Taoiseach: no event 'more traumatic and devastating' to Ireland than Famine

Taoiseach: no event 'more traumatic and devastating' to Ireland than Famine

AN TAOISEACH Micheál Martin has said that there has been no event "more traumatic and devastating" to Ireland than the Great Famine of 1845-1852.

Speaking at the National Famine Commemoration in Strokestown in Roscommon on Sunday (where a new state-of-the-art National Famine Museum is set to open in June), Martin said that in those years "the loss of life and dramatic escalation of emigration" was unimaginable.

The ceremony also included military honours and a wreath-laying ceremony by Ambassadors to Ireland in remembrance of all those who suffered or perished during the Famine

"Its indelible marks are still there in our culture, our society, our politics and our place in the wider world," he said.

"As those terrible days become more distant from us they have receded as a defining part of our family stories, but their centrality to our national story remains as important as ever.

"A rapid and profoundly radical series of changes began to an extend which was impossible for people to understand at the time and which are still difficult to comprehend given their scale and brutality."

The Taoiseach said the statistics "do scant justice to the suffering and the devastation of their way of life as experienced by the people of Ireland during An Drochshaol, but they still have the power to shock."

"One quarter of the population of this island dies or were driven to emigrate.

"And of course it was poorer communities which felt the full force of the Famine. Places which had been filled by unique stories, music and dialects were pushed to or beyond the edge of extinction.
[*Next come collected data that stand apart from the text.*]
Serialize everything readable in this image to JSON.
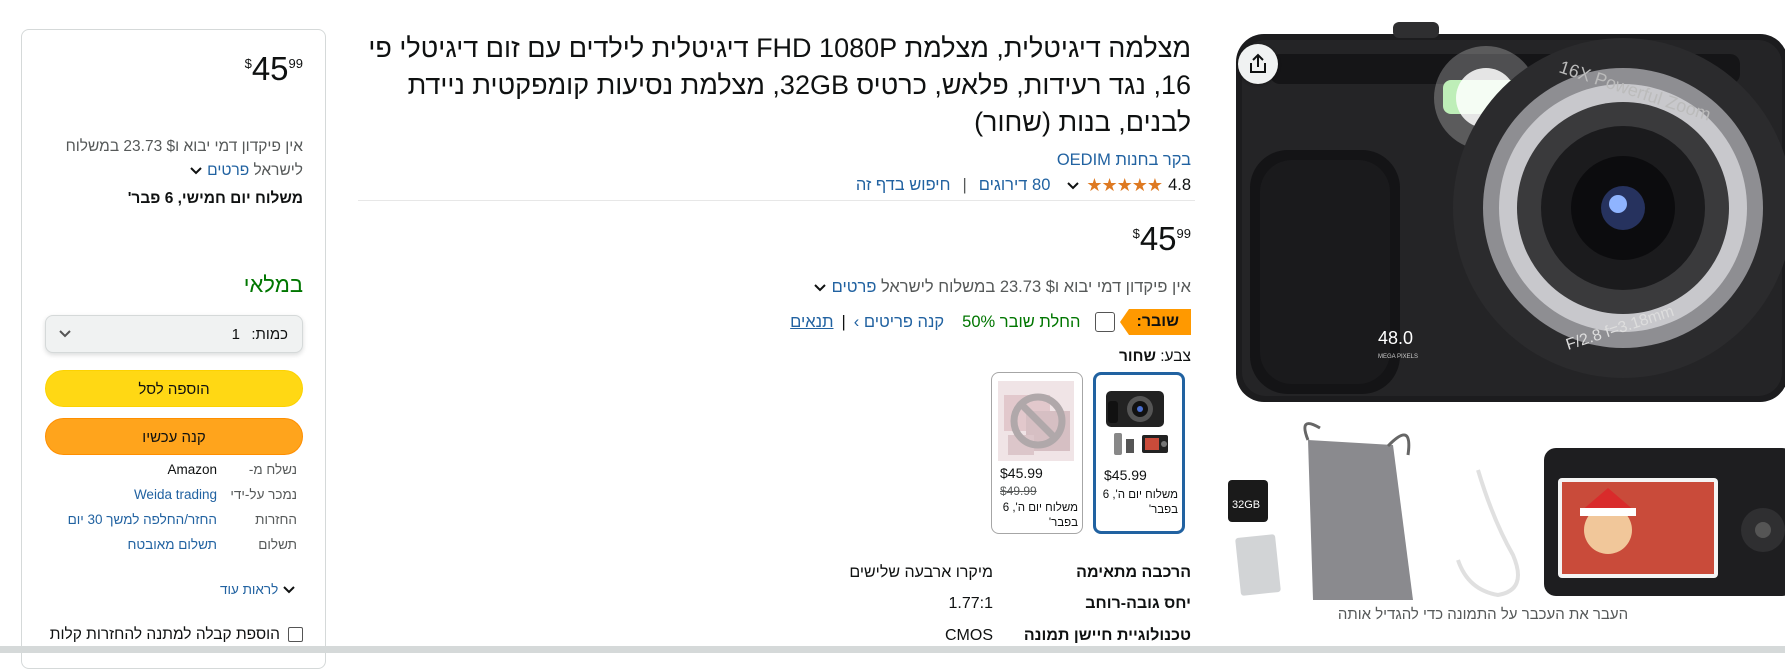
{
  "buy_box": {
    "price": {
      "symbol": "$",
      "whole": "45",
      "fraction": "99"
    },
    "shipping_text": "אין פיקדון דמי יבוא ו$ 23.73 במשלוח לישראל",
    "details_link": "פרטים",
    "delivery_prefix": "משלוח",
    "delivery_date": "יום חמישי, 6 פבר'",
    "stock": "במלאי",
    "quantity": {
      "label": "כמות:",
      "value": "1"
    },
    "add_to_cart": "הוספה לסל",
    "buy_now": "קנה עכשיו",
    "info": [
      {
        "key": "נשלח מ-",
        "value": "Amazon",
        "link": false
      },
      {
        "key": "נמכר על-ידי",
        "value": "Weida trading",
        "link": true
      },
      {
        "key": "החזרות",
        "value": "החזר/החלפה למשך 30 יום",
        "link": true
      },
      {
        "key": "תשלום",
        "value": "תשלום מאובטח",
        "link": true
      }
    ],
    "see_more": "לראות עוד",
    "gift_receipt": "הוספת קבלה למתנה להחזרות קלות"
  },
  "product": {
    "title": "מצלמה דיגיטלית, מצלמת FHD 1080P דיגיטלית לילדים עם זום דיגיטלי פי 16, נגד רעידות, פלאש, כרטיס 32GB, מצלמת נסיעות קומפקטית ניידת לבנים, בנות (שחור)",
    "brand_link": "בקר בחנות OEDIM",
    "rating_value": "4.8",
    "rating_stars": "★★★★★",
    "ratings_count": "80 דירוגים",
    "search_page": "חיפוש בדף זה",
    "price": {
      "symbol": "$",
      "whole": "45",
      "fraction": "99"
    },
    "shipping_text": "אין פיקדון דמי יבוא ו$ 23.73 במשלוח לישראל",
    "details_link": "פרטים",
    "coupon": {
      "badge": "שובר:",
      "apply_text": "החלת שובר 50%",
      "shop_items": "קנה פריטים ›",
      "pipe": "|",
      "terms": "תנאים"
    },
    "color": {
      "label": "צבע:",
      "value": "שחור"
    },
    "swatches": [
      {
        "price": "$45.99",
        "old_price": "",
        "ship": "משלוח יום ה', 6 בפבר'",
        "selected": true
      },
      {
        "price": "$45.99",
        "old_price": "$49.99",
        "ship": "משלוח יום ה', 6 בפבר'",
        "selected": false
      }
    ],
    "specs": [
      {
        "key": "הרכבה מתאימה",
        "value": "מיקרו ארבעה שלישים"
      },
      {
        "key": "יחס גובה-רוחב",
        "value": "1.77:1"
      },
      {
        "key": "טכנולוגיית חיישן תמונה",
        "value": "CMOS"
      }
    ]
  },
  "gallery": {
    "caption": "העבר את העכבר על התמונה כדי להגדיל אותה",
    "camera_lens_text": "16X Powerful Zoom",
    "camera_mp": "48.0",
    "camera_mp_sub": "MEGA PIXELS",
    "camera_aperture": "F/2.8  f=3.18mm",
    "sd_label": "32GB"
  }
}
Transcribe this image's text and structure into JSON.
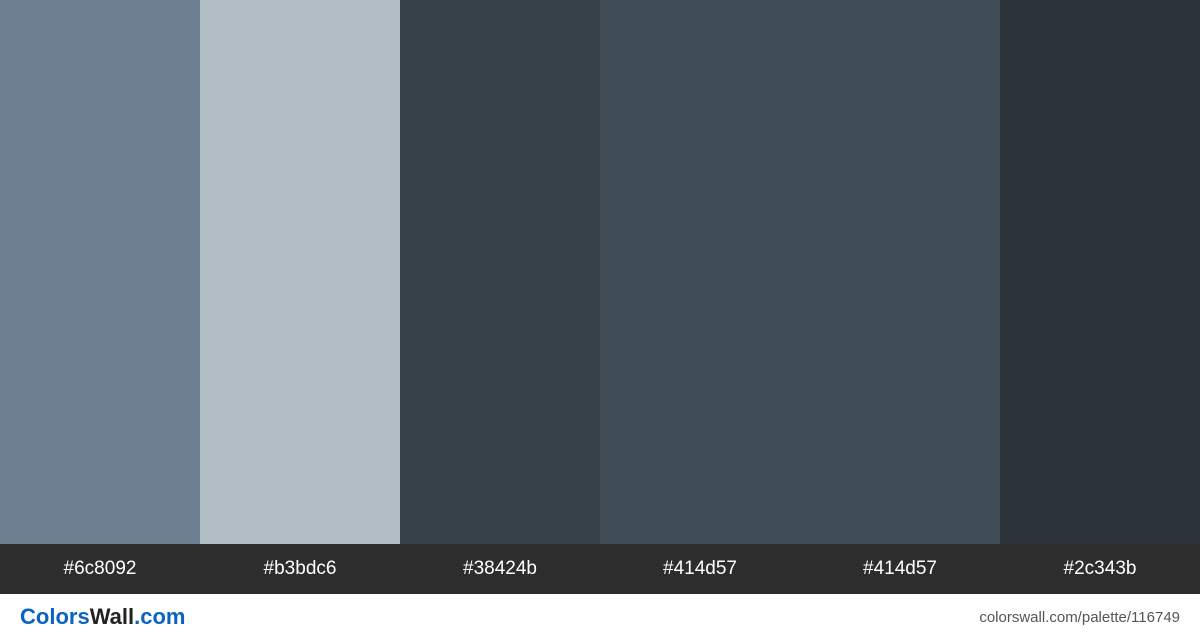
{
  "swatches": [
    {
      "hex": "#6c8092"
    },
    {
      "hex": "#b3bdc6"
    },
    {
      "hex": "#38424b"
    },
    {
      "hex": "#414d57"
    },
    {
      "hex": "#414d57"
    },
    {
      "hex": "#2c343b"
    }
  ],
  "brand": {
    "part1": "Colors",
    "part2": "Wall",
    "part3": ".com"
  },
  "permalink": "colorswall.com/palette/116749"
}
In the face of dispossession and pushed to the margins of colonial society, they had survived and retained a spirit and energy which shines through when you look at the collections of poetry, music and tales gathered in the century before the Famine."
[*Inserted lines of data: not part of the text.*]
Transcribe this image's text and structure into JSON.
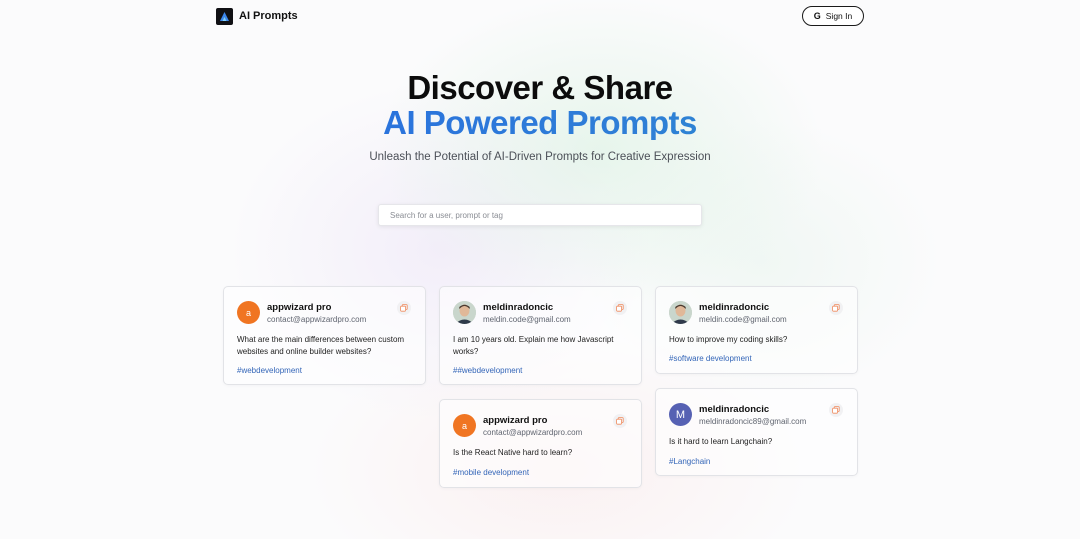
{
  "nav": {
    "brand": "AI Prompts",
    "sign_in_label": "Sign In"
  },
  "hero": {
    "title_line1": "Discover & Share",
    "title_line2": "AI Powered Prompts",
    "subtitle": "Unleash the Potential of AI-Driven Prompts for Creative Expression"
  },
  "search": {
    "placeholder": "Search for a user, prompt or tag",
    "value": ""
  },
  "colors": {
    "accent_blue": "#2463e6",
    "avatar_orange": "#f07522",
    "avatar_indigo": "#5661b3",
    "tag_blue": "#3466b8"
  },
  "cards": [
    {
      "username": "appwizard pro",
      "email": "contact@appwizardpro.com",
      "avatar": "a",
      "prompt": "What are the main differences between custom websites and online builder websites?",
      "tag": "#webdevelopment"
    },
    {
      "username": "meldinradoncic",
      "email": "meldin.code@gmail.com",
      "avatar": "photo",
      "prompt": "I am 10 years old. Explain me how Javascript works?",
      "tag": "##webdevelopment"
    },
    {
      "username": "meldinradoncic",
      "email": "meldin.code@gmail.com",
      "avatar": "photo",
      "prompt": "How to improve my coding skills?",
      "tag": "#software development"
    },
    {
      "username": "appwizard pro",
      "email": "contact@appwizardpro.com",
      "avatar": "a",
      "prompt": "Is the React Native hard to learn?",
      "tag": "#mobile development"
    },
    {
      "username": "meldinradoncic",
      "email": "meldinradoncic89@gmail.com",
      "avatar": "M",
      "prompt": "Is it hard to learn Langchain?",
      "tag": "#Langchain"
    }
  ]
}
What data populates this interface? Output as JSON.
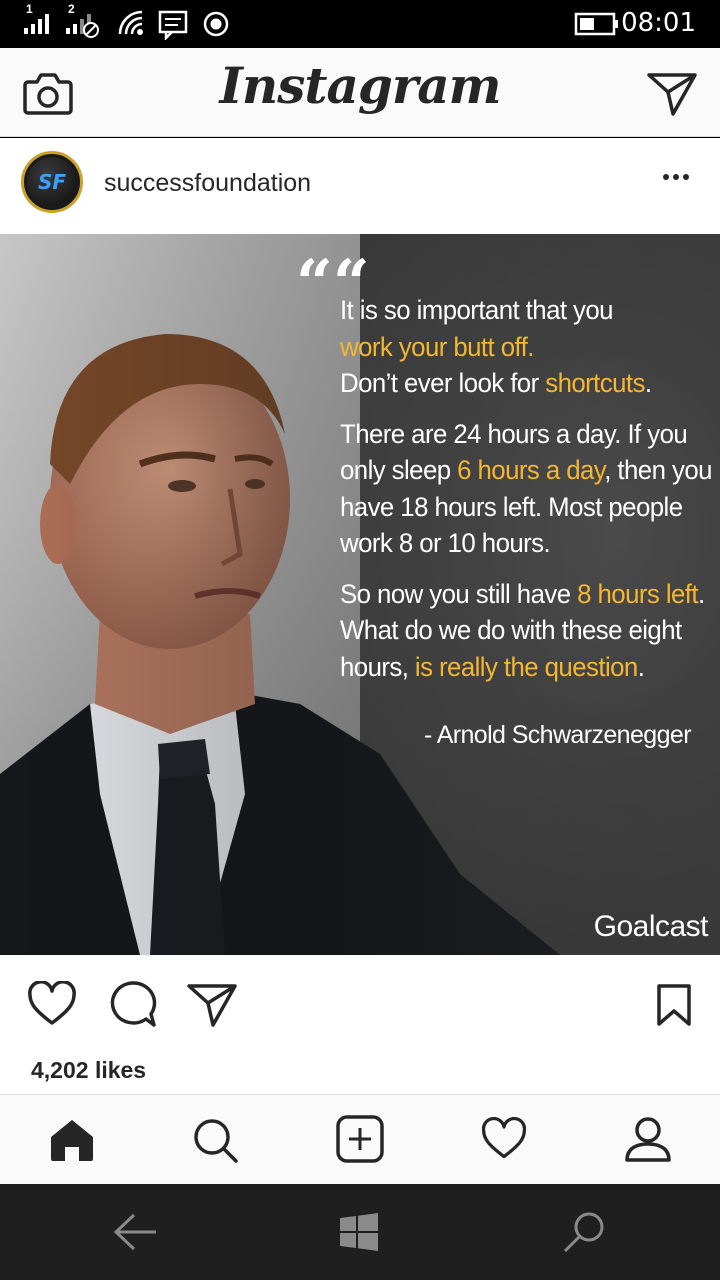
{
  "status_bar": {
    "sim1": "1",
    "sim2": "2",
    "time": "08:01",
    "icons": [
      "signal-sim1-icon",
      "signal-sim2-icon",
      "wifi-icon",
      "message-icon",
      "record-icon",
      "battery-icon"
    ]
  },
  "header": {
    "logo": "Instagram",
    "icons": [
      "camera-icon",
      "direct-message-icon"
    ]
  },
  "post": {
    "username": "successfoundation",
    "avatar_text": "SF",
    "quote_mark": "““",
    "quote": {
      "p1": {
        "l1": "It is so important that you",
        "l2_hl": "work your butt off.",
        "l3_a": "Don’t ever look for ",
        "l3_hl": "shortcuts",
        "l3_b": "."
      },
      "p2": {
        "l1": "There are 24 hours a day. If you",
        "l2_a": "only sleep ",
        "l2_hl": "6 hours a day",
        "l2_b": ", then you",
        "l3": "have 18 hours left. Most people",
        "l4": "work 8 or 10 hours."
      },
      "p3": {
        "l1_a": "So now you still have ",
        "l1_hl": "8 hours left",
        "l1_b": ".",
        "l2": "What do we do with these eight",
        "l3_a": "hours, ",
        "l3_hl": "is really the question",
        "l3_b": "."
      }
    },
    "author": "- Arnold Schwarzenegger",
    "watermark": "Goalcast",
    "likes": "4,202 likes"
  },
  "colors": {
    "highlight": "#f5b731",
    "text": "#262626",
    "background": "#fafafa"
  },
  "bottom_nav": [
    "home-icon",
    "search-icon",
    "add-post-icon",
    "activity-heart-icon",
    "profile-icon"
  ],
  "system_bar": [
    "back-icon",
    "windows-start-icon",
    "system-search-icon"
  ]
}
He commended the nationalist and republican politics which followed in the decades which led to the independence of Ireland, and how Ireland becoming self-determining and a democratic state saw the country never have a famine again.

"As we mark 100 years of this state, that is a powerful lesson for us to remember," he said.
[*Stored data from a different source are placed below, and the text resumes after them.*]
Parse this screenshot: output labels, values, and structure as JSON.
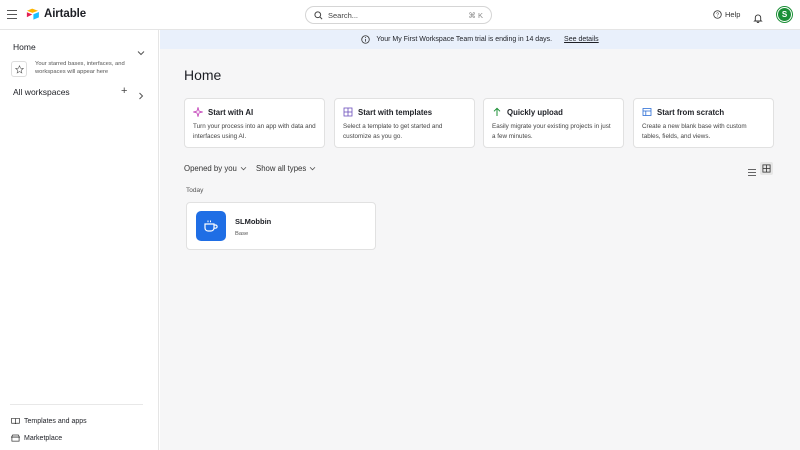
{
  "app": {
    "name": "Airtable"
  },
  "header": {
    "search_placeholder": "Search...",
    "search_shortcut": "⌘ K",
    "help_label": "Help",
    "avatar_initial": "S"
  },
  "sidebar": {
    "home_label": "Home",
    "starred_hint": "Your starred bases, interfaces, and workspaces will appear here",
    "all_workspaces_label": "All workspaces",
    "bottom_links": [
      {
        "label": "Templates and apps",
        "icon": "book-icon"
      },
      {
        "label": "Marketplace",
        "icon": "storefront-icon"
      }
    ]
  },
  "banner": {
    "text": "Your My First Workspace Team trial is ending in 14 days.",
    "link": "See details"
  },
  "main": {
    "title": "Home",
    "cards": [
      {
        "title": "Start with AI",
        "desc": "Turn your process into an app with data and interfaces using AI.",
        "icon": "sparkle-icon"
      },
      {
        "title": "Start with templates",
        "desc": "Select a template to get started and customize as you go.",
        "icon": "grid-icon"
      },
      {
        "title": "Quickly upload",
        "desc": "Easily migrate your existing projects in just a few minutes.",
        "icon": "arrow-up-icon"
      },
      {
        "title": "Start from scratch",
        "desc": "Create a new blank base with custom tables, fields, and views.",
        "icon": "table-icon"
      }
    ],
    "filters": {
      "opened_by": "Opened by you",
      "types": "Show all types"
    },
    "section_today": "Today",
    "bases": [
      {
        "name": "SLMobbin",
        "type": "Base",
        "color": "#1f6ee5",
        "icon": "coffee-cup-icon"
      }
    ]
  },
  "colors": {
    "avatar": "#1b8f36",
    "banner_bg": "#e9f0fb",
    "base_icon": "#1f6ee5",
    "ai_accent": "#c23fb7",
    "upload_accent": "#1b8f36",
    "template_accent": "#6b4fbb",
    "scratch_accent": "#2d6fd6"
  }
}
"Yet now in 2022, 175 years after Black ’47, we see a world where the spectre of Famine still haunts millions."

He spoke of Somalia, where 6 million people are affected by food insecurity, and Ukraine who he said are defending themselves "against a brutal and unjust war wage against them by a neo-imperial power."

"One of the many reasons why the people of Ukraine prize their freedom so dearly is that they too bear deep scars from a Famine which destroyed millions of lives. The Holodomor of 1932-33 was a crime against humanity – a famine imposed on what is one of the largest food producing countries in the world.

"When the people of Ukraine voted for independence they did so in a spirit of self-reliance and without rancour. They chose for themselves a simple flag of a clear sky over fields of wheat.

"If we are to honour the victims of our Great Famine, if we are to be true to the spirit of trying to rid the curse of famine from our world, then we must be resolute in standing for cooperation between nations on the basis of humanitarian and democratic values."

At the ceremony, wreaths were laid by His Excellency, Archbishop Jude Thaddeus Okolo, Dean of the Diplomatic Corps; Councillor Joe Murphy Cathaoirleach of Roscommon County Council, Mr. Jim Callery the founder of The National Famine Museum and Clare McGrath, Chair of Irish Heritage Trust.

Singer-songwriter Declan O’Rourke also performed songs from his work, Chronicles of The Great Irish Famine.

Minister for State Jack Chambers also spoke at the ceremony, saying the Great Famine "was truly the darkest period of our history."

"Today's ceremony is an opportunity to commemorate and honour the suffering and resilience of victims of the Famine years.

"It is appropriate that the Commemoration returns to this historic site in 2022 as the final preparations for the reopening of the National Famine Museum following major refurbishment are being concluded."